U.S. stocks closed with steep losses Tuesday after disappointing corporate earnings and reports that a key meeting of European financial ministers had been canceled. Assets that tend to hold their value in a weak economy like U.S. government debt and gold rose.
The Dow Jones industrial average lost 207 points. It had gained 409 points over the previous three days.
Manufacturing conglomerate 3M cut its 2011 earnings forecast, and U.S. Steel warned that demand for its products could slow. Netflix Inc. plunged 35 percent after the company cut its profit forecast and said it is losing subscribers following a price increase in July. After the market closed, Amazon Inc. plunged 17 percent after its earnings came in far below Wall Street's forecasts.
The market was also pulled lower by a report that consumer confidence plunged in October to the lowest level since March 2009. The Conference Board index measures how shoppers feel about business conditions, the job market and their outlook for the next six months.
"It's hard to parse this data and find any way that you can glean something positive about it," said Tim Speiss, vice president at EisnerAmper Wealth Planning.
The Dow fell 207 points, or 1.7 percent, to close at 11,706.62. 3M fell 6.3 percent, the largest drop among the 30 stocks that make up the Dow average.
The Standard & Poor's 500 index fell 25.14, or 2 percent, to 1,229.05. The Nasdaq dropped 61.02, or 2.3 percent, to 2,638.42. The losses turned the Nasdaq negative for the year once again. A rally Monday left the index up 1.8 percent for 2011.
Small company stocks fell far more than the broader market, a sign that investors were shunning assets perceived as being risky. The Russell 2000, an index of small companies, plunged 3 percent, reversing a gain of 3.3 percent Monday.
Prices for assets seen as stable stores of value rose. The yield on 10-year Treasury notes fell to 2.14 percent from 2.23 percent late Monday. Bond yields fall when investors send their prices higher. Gold rose 2.9 percent.

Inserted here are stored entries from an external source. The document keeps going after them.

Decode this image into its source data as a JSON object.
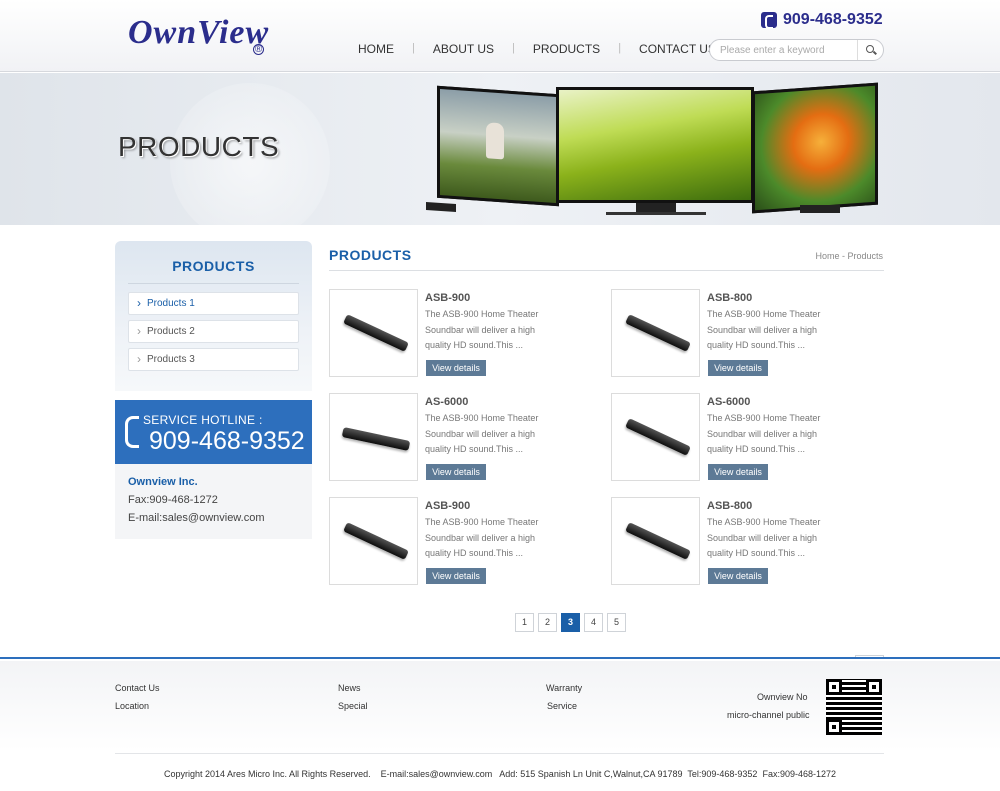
{
  "header": {
    "logo": "OwnView",
    "logo_mark": "®",
    "phone": "909-468-9352",
    "nav": [
      "HOME",
      "ABOUT US",
      "PRODUCTS",
      "CONTACT US"
    ],
    "search_placeholder": "Please enter a keyword"
  },
  "banner": {
    "title": "PRODUCTS"
  },
  "sidebar": {
    "title": "PRODUCTS",
    "items": [
      "Products 1",
      "Products 2",
      "Products 3"
    ],
    "hotline_label": "SERVICE HOTLINE :",
    "hotline_number": "909-468-9352",
    "company": "Ownview Inc.",
    "fax": "Fax:909-468-1272",
    "email": "E-mail:sales@ownview.com"
  },
  "main": {
    "title": "PRODUCTS",
    "breadcrumb": "Home - Products",
    "products": [
      {
        "name": "ASB-900",
        "desc": "The ASB-900 Home Theater Soundbar will deliver a high quality HD sound.This ...",
        "button": "View details"
      },
      {
        "name": "ASB-800",
        "desc": "The ASB-900 Home Theater Soundbar will deliver a high quality HD sound.This ...",
        "button": "View details"
      },
      {
        "name": "AS-6000",
        "desc": "The ASB-900 Home Theater Soundbar will deliver a high quality HD sound.This ...",
        "button": "View details"
      },
      {
        "name": "AS-6000",
        "desc": "The ASB-900 Home Theater Soundbar will deliver a high quality HD sound.This ...",
        "button": "View details"
      },
      {
        "name": "ASB-900",
        "desc": "The ASB-900 Home Theater Soundbar will deliver a high quality HD sound.This ...",
        "button": "View details"
      },
      {
        "name": "ASB-800",
        "desc": "The ASB-900 Home Theater Soundbar will deliver a high quality HD sound.This ...",
        "button": "View details"
      }
    ],
    "pagination": {
      "prev": "<<",
      "pages": [
        "1",
        "2",
        "3",
        "4",
        "5"
      ],
      "current": "3",
      "next": ">>"
    }
  },
  "footer": {
    "links": [
      "Contact Us",
      "Location",
      "News",
      "Special",
      "Warranty",
      "Service"
    ],
    "note1": "Ownview No",
    "note2": "micro-channel public",
    "copyright": "Copyright 2014 Ares Micro Inc. All Rights Reserved.    E-mail:sales@ownview.com   Add: 515 Spanish Ln Unit C,Walnut,CA 91789  Tel:909-468-9352  Fax:909-468-1272"
  },
  "colors": {
    "brand": "#2b2d8c",
    "accent": "#1a5fa8",
    "hotline_bg": "#2d6fbd",
    "button_bg": "#5d7a96"
  }
}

The latest headlines from Europe cast doubt over whether leaders there can agree on a comprehensive solution for the region's debt crisis in time for a summit Wednesday. Europe's ongoing debt crisis has been behind much of the market's big moves lately.
European officials are working to patch together a plan that will prevent banks from taking huge losses if the Greek government defaults on its bonds. A messy default could lead to a credit freeze-up similar to the one in 2008 following the fall of Lehman Brothers.
Anticipation of a solution to Europe's debt mess and strong profit reports from Caterpillar Inc., McDonald's Inc. and other major U.S. companies helped the S&P 500 surge 14.1 percent from Oct. 3, when it slumped to its lowest point of the year, through Monday's close. Traders warn that if European leaders fail to come up with a credible solution it could sent markets sharply lower.
United States Steel Corp. dropped 9.6 percent after the nation's largest steelmaker warned that demand for some of its products could decline in the final three months of the year if the economy slows down more.
Delta Air Lines Inc. slumped 5.2 percent after the airline reported results that missed Wall Street's expectations. Delta cut its flights 1 percent in the most recent quarter and said it would cut as much as another 5 percent during the last three months of this year.
Five stocks fell for every one that rose on the New York Stock Exchange. Volume was average at 4.3 billion shares.